Par-delà les raffinements que décoderont les compétents en la matière, la plèbe dont je suis retiendra de ce récit l’enjeu éthique : amplifier artificiellement les capacités humaines est-il acceptable ? Nécessaire ? Condamnable ? Chose certaine, même si les sanglantes scènes d’acrobatie à la Bruce Lee dont le livre est truffé ne constituent pas le rêve de l’auteur, ce n’est certes pas un avenir de sereine diplomatie que promet le virage que souhaite Nexus. Si cette mutation provoque un progrès, ce sera au prix d’importants dommages collatéraux. Même si la cinquième génération de la nano-drogue appelée Nexus se borne théoriquement à mettre les cerveaux en interaction, elle symbolise le contrôle que certains intérêts entendent exercer désormais sur leurs semblables.

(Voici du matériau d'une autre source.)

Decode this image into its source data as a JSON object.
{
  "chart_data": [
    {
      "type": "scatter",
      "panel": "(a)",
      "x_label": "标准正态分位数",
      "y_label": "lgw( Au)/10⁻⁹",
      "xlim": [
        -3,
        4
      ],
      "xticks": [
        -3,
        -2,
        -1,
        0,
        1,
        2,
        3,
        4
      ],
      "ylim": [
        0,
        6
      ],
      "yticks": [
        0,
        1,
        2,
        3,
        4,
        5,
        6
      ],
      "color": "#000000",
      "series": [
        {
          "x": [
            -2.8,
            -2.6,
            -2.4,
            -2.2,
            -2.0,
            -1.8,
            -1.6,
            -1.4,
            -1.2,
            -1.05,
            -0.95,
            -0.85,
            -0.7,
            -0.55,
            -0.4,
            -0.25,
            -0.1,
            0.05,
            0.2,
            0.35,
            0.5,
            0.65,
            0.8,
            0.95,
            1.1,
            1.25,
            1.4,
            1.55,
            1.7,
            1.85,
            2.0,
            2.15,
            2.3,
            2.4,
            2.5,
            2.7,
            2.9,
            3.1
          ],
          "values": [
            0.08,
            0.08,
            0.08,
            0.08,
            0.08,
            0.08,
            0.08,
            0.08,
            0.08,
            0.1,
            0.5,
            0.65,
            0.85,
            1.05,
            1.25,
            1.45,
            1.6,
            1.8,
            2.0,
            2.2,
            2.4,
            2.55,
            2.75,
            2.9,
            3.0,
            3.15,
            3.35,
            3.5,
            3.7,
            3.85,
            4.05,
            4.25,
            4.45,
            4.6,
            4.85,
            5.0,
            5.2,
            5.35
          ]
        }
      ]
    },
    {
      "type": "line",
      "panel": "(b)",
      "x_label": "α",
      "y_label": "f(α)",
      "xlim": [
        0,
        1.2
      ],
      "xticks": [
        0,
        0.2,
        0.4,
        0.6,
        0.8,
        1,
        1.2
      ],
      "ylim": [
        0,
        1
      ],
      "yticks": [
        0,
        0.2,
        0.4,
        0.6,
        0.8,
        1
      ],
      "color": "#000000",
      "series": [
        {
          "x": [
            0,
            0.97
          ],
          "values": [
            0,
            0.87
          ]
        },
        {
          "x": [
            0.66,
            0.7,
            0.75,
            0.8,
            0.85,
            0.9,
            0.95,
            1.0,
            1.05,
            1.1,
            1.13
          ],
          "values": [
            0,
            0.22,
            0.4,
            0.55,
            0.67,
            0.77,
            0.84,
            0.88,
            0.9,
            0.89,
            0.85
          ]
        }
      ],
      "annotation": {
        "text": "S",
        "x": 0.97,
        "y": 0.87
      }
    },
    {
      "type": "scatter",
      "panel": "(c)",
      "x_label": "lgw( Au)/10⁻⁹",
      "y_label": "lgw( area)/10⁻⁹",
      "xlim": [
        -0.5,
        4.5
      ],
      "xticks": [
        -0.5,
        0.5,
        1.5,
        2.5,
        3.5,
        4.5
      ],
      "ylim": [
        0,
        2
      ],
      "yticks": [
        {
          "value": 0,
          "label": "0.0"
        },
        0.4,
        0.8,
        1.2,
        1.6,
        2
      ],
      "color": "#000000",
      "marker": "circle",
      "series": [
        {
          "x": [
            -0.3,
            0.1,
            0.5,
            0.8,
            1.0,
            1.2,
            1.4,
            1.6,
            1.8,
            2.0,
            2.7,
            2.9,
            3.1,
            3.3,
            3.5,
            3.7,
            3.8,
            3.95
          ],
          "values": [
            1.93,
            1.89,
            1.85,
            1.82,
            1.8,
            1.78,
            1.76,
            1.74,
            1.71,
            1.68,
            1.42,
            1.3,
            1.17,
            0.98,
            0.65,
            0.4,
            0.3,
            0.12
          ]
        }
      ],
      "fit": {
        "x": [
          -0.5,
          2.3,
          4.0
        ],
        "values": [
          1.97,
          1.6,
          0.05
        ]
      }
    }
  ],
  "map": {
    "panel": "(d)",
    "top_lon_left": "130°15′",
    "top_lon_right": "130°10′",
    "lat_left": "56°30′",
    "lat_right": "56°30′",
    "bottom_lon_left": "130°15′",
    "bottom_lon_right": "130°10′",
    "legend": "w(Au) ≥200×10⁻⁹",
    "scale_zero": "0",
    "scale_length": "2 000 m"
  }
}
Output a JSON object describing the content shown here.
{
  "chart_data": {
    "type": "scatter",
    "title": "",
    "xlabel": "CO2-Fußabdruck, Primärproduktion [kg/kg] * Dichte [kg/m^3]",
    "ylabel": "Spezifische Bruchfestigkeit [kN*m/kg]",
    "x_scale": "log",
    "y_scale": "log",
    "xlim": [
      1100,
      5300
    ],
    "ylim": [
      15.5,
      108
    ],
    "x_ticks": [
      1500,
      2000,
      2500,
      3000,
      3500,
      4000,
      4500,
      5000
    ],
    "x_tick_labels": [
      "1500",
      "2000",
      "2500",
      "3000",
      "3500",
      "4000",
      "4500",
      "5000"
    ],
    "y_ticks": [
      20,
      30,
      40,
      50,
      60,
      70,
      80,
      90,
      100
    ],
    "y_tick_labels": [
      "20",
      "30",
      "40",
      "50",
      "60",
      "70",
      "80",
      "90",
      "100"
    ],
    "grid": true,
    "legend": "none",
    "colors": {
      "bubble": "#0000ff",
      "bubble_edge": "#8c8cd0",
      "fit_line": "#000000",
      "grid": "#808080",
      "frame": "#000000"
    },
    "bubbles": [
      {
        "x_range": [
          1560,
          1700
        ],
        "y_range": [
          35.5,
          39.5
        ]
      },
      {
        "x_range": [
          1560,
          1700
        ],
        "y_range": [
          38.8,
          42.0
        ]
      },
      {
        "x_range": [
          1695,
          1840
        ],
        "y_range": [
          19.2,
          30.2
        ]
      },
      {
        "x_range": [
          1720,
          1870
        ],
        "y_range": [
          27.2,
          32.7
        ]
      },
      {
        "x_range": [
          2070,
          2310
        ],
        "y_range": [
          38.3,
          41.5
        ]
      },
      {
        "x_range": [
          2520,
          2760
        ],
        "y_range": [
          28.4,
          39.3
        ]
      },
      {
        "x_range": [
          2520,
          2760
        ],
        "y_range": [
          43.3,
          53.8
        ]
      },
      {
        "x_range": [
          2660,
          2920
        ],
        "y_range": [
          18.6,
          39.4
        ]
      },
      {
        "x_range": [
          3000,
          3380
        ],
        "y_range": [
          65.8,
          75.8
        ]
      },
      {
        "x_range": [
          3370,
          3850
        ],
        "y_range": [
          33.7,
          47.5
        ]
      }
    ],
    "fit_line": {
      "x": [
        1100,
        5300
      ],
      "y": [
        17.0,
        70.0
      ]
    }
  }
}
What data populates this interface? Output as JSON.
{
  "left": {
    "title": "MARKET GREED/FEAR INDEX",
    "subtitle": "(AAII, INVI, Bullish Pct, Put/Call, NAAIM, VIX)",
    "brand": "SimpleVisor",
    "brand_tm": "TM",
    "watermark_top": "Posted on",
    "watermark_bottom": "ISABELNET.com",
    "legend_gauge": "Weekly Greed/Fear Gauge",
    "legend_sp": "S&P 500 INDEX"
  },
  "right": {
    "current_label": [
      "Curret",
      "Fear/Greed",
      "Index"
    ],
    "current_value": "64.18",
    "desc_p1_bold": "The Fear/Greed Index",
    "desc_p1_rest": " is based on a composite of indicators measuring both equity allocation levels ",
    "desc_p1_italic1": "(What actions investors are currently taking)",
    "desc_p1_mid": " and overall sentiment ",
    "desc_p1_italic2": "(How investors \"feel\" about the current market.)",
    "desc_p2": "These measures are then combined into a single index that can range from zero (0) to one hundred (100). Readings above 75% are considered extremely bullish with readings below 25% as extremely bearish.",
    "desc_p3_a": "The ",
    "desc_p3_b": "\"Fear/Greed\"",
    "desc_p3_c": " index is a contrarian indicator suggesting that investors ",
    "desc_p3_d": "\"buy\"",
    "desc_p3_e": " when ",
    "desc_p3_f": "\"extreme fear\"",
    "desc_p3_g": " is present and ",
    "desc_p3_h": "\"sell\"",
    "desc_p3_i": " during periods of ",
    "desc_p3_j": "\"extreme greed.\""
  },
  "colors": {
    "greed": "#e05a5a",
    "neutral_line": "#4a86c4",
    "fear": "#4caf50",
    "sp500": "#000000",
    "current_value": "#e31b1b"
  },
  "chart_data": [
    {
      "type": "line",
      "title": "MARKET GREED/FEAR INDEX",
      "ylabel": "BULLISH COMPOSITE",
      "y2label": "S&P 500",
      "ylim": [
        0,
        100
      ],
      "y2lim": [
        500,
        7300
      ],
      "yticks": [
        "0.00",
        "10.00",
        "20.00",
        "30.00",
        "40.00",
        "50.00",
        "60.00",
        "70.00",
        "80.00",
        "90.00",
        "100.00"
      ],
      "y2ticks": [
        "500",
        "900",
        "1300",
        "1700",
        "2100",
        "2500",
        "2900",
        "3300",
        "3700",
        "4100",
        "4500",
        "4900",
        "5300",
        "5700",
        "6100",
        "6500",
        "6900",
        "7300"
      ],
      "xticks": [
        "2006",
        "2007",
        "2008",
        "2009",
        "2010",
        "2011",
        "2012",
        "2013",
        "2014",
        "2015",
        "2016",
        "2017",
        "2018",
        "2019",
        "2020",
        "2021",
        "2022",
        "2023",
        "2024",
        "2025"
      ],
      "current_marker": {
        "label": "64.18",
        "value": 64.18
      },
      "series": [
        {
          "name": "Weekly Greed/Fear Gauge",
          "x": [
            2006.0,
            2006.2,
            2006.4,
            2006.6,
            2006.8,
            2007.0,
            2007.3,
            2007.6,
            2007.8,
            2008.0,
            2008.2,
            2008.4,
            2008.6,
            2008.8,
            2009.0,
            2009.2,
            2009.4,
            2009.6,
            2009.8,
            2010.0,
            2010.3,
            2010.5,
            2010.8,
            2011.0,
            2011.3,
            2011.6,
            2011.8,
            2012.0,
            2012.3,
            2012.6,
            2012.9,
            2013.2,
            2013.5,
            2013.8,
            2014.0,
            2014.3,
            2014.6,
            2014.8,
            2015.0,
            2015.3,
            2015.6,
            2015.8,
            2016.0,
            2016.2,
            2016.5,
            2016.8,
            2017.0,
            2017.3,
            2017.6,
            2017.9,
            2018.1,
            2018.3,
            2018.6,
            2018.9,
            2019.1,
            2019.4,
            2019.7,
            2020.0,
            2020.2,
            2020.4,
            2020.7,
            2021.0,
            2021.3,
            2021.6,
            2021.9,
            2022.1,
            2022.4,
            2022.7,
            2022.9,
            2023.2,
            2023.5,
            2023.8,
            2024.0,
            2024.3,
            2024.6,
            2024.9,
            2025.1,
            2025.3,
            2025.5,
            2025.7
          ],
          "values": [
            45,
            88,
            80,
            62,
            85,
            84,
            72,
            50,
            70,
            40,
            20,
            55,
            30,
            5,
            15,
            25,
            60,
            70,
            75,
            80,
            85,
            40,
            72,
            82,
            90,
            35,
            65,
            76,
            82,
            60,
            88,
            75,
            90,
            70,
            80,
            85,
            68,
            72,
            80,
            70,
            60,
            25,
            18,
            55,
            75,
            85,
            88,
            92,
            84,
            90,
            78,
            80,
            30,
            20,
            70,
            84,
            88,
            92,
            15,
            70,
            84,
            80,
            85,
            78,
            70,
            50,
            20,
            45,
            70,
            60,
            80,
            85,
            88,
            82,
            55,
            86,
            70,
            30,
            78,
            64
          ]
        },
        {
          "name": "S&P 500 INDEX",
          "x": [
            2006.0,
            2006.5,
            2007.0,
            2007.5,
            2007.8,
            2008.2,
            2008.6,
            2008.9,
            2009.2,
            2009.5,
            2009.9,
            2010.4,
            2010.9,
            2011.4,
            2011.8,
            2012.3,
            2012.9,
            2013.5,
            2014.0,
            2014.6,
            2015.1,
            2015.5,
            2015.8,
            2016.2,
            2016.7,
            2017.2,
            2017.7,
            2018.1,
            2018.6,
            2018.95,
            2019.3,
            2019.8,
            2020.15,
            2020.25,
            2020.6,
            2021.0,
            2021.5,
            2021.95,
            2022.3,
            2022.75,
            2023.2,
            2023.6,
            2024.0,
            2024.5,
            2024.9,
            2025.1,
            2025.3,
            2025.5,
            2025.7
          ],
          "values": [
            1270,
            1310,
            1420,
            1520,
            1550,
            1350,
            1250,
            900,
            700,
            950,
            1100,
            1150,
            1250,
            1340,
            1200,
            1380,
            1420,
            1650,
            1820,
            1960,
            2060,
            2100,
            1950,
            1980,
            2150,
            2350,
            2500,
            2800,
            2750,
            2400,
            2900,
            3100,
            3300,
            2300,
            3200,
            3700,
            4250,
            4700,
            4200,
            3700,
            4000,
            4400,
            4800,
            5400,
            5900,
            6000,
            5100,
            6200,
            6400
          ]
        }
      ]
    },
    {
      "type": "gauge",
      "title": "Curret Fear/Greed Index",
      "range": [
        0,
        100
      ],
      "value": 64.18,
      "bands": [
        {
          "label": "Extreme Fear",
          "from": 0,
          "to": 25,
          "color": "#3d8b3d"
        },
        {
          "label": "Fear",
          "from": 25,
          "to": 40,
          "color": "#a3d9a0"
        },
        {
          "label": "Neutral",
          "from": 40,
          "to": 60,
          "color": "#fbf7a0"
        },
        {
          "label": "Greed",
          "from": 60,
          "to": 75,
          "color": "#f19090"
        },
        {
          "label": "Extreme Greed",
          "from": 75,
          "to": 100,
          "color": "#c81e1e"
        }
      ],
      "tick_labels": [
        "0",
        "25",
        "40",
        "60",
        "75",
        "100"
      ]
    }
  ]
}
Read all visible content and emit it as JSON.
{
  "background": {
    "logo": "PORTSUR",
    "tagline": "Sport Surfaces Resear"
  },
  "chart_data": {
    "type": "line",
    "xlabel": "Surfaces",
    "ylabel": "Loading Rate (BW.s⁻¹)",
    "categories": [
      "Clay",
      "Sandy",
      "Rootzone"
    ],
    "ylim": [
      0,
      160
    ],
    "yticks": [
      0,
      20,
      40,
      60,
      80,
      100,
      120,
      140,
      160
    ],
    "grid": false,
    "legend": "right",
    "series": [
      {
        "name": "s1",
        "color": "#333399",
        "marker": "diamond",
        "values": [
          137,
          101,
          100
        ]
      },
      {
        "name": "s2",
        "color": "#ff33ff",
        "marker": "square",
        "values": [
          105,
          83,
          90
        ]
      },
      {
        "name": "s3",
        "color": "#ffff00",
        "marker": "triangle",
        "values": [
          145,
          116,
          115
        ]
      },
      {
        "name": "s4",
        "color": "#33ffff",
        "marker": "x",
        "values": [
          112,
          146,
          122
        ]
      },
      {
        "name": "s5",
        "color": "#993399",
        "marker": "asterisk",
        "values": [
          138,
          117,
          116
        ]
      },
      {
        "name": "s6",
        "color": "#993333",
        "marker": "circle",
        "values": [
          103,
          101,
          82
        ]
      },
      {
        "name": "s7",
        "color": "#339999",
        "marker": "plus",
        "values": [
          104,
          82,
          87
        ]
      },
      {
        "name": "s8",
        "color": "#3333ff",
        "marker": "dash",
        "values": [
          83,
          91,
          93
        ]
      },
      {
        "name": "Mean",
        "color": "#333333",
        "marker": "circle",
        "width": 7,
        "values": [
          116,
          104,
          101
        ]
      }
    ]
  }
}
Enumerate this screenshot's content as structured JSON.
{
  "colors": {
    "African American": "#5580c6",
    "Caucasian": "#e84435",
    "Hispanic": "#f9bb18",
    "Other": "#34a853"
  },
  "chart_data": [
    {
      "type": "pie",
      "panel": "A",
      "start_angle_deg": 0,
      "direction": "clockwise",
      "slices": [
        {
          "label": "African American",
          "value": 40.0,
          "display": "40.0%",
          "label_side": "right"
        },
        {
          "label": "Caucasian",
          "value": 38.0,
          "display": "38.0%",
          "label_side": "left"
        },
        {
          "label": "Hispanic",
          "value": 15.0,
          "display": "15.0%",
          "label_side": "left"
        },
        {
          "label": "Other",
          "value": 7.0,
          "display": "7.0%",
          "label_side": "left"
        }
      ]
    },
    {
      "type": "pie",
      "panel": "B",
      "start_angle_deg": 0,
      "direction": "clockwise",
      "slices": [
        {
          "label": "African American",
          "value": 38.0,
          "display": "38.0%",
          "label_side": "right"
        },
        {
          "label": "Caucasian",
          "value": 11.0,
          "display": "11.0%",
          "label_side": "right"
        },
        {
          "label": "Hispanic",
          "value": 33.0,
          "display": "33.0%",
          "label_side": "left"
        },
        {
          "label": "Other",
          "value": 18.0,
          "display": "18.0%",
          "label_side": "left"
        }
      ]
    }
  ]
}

La question est complexe et pertinente. D’une part, ce n’est pas parce que certaines prothèses sont déjà courantes que l’être humain a renoncé à vivre plus longtemps, à tabler sur des réflexes plus aiguisés, à jouir d’une force décuplée. D’autre part, toute armée veut des soldats toujours plus résistants et meilleurs tueurs. La préoccupation éthique à l’égard du remodelage de l’être humain est ainsi confrontée à deux requêtes distinctes : ou combler les attentes légitimes de tout humain ou mettre des muscles additionnels à la disposition des généraux. Comme les milieux militaires n’ont ni l’habitude ni le culte de la transparence, on doit craindre que l’hypothèse sympathique d’un mieux-être du corps et du cerveau humains soit la seule à parvenir au public. Autrement dit, pendant que les militaires continueront à dissimuler leurs expériences, seul le côté rose des découvertes attirera l’attention et fera pencher la balance.
Nexus a beau simuler la neutralité, son penchant ne fait guère de doute. Plusieurs des arguments offerts en soutien à sa thèse sont, en effet, typiques d’une mauvaise cause. « Ceci, écrit Ramez Naam, est un détachement du Poing de Confucius, un bataillon des forces spéciales. Ces hommes sont des clones, ce qui constitue une violation des accords de Copenhague. Nous avons également appris que les membres de ce bataillon, le meilleur de toutes les forces armées chinoises, ont été conçus pour éprouver une indéfectible loyauté. » D’où, bien sûr, l’urgence de créer des soldats encore plus menaçants que les clones chinois ! Dans le même esprit, l’auteur répand l’idée que, exemple rêvé, la méditation bouddhiste aussi met l’individu en contact avec ses semblables : « C’est là que les neurosciences peuvent s’inspirer du bouddhisme ». Doutons que Çakia-mouni soit d’accord.